Security-wise, I think PEP 740 itself summarizes it well in the "rationale and motivation" section. To paraphrase, maintainers wanted to create some signatures, and downstreams wanted to verify some signatures, so we gave them some signatures.
#security #Python
🤚 Free Saturday
👉 Saturday spent working on Free Software
Highlights from #Gentoo:
• #Gemato is now compatible with #FreePG and mostly compatible with #SequoiaPGP chameleon.
• Prepared patches to support FreePG and SequoiaPGP chameleon as "gpg" symlink providers.
• #FlexiBLAS is now enabled by default on ~arch.
• Finally finished working on #PkgCheck check for missing #PyPI provenance checks.
• gpy-list-pkg-impls now includes "does this package have tests?" state, can optionally include PythonCompatUpdate results from PkgCheck and output mIRC colors. In other words, our IRC bot will now tell us when dependencies let us port new packages to #Python 3.14, and whether these packages have tests.
I've filed a report about a minor problem with a #Python package, namely that the source distribution contained some trailing junk that breaks GNU #tar. On one hand, I'm happy that upstream took the issue seriously. On the other hand, I'm terrified of how much #AI slop was involved in the response.
I mean, my short bug report yielded a few walls of text of #LLM analysis of what the cause of the problem might be, of suggested solutions… and praise of the author's fix. These are interspersed with short comments from the author, all pasted under their own personal account. And the linked pull request is also huge, with "verification code" that's quite sloppy (bits that don't do anything, conditions that will never be true… but at least it seems to do what it was supposed to do).
Honestly, I don't know what to do. Not that I ever planned using this package, but at this point I will definitely stay away from it. It's in #Gentoo, and I'll have to continue maintaining it for the sake of reverse dependencies, but I feel like it's unfair to expose our users to packages that have clearly proven to accept AI slop without reviewing it properly. Or rather, AI slop that's being reviewed… by AI. How can anyone think this a good idea?!

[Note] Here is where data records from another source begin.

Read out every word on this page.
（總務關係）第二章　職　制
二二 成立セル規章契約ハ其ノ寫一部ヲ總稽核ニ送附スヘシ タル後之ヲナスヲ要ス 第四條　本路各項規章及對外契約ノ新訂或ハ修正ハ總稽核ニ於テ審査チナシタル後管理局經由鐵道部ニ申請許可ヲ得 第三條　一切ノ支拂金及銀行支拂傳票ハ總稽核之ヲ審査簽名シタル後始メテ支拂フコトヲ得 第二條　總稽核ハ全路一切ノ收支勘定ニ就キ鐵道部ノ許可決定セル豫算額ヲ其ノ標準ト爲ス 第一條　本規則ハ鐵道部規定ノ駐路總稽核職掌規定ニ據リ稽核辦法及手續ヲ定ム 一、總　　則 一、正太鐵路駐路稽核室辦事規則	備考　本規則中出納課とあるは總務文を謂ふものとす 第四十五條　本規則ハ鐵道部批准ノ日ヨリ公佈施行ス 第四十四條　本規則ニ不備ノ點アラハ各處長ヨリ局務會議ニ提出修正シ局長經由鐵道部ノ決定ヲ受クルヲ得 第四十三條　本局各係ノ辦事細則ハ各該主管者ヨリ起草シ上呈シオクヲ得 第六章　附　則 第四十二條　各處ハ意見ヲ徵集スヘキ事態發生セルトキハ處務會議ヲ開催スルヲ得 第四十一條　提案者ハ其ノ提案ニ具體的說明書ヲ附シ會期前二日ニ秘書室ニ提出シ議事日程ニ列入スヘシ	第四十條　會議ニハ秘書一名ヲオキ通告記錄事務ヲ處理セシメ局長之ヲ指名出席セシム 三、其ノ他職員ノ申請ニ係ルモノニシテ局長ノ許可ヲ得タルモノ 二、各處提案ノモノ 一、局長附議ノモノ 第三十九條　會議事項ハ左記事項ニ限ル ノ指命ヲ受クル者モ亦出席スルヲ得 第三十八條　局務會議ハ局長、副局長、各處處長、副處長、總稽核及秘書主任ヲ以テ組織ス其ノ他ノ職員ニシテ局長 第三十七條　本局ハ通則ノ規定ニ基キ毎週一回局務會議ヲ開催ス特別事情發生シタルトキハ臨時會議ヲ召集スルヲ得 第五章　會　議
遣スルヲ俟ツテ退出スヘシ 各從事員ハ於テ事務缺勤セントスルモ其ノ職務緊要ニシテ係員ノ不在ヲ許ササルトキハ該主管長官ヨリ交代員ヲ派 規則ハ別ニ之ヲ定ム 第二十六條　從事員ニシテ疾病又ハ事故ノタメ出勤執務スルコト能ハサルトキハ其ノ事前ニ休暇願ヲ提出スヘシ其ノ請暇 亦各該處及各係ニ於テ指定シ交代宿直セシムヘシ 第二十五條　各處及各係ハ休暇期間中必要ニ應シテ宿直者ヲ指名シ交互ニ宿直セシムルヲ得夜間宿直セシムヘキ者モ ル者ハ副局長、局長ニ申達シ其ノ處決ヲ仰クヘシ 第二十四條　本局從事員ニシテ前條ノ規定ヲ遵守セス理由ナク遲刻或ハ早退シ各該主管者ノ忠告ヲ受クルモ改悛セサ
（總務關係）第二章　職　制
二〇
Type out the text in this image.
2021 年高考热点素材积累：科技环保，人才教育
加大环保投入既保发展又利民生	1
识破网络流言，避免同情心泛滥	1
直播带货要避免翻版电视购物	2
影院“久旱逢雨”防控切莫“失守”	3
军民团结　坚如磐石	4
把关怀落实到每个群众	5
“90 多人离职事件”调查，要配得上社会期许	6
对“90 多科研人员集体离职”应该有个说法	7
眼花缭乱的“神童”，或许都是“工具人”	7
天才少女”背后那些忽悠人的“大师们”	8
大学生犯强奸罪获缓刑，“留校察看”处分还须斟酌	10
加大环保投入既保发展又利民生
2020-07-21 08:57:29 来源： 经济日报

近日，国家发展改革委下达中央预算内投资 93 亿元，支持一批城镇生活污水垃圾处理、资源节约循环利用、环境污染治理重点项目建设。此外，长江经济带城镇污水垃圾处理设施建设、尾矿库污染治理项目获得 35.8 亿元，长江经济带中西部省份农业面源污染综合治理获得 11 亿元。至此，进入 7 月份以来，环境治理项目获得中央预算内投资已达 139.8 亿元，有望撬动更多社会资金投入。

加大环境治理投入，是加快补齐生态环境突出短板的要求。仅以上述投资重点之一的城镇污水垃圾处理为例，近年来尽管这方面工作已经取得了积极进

There were multiple times in my life when I've considered retiring from Gentoo, for variety of reasons. There were also multiple times when I wanted to get away from computers altogether. Unfortunately, we're living in a truly fucked up world, and there is no escape. The best you can do is put an ever increasing effort to keep fixing all that crap that will just keep piling on faster and faster.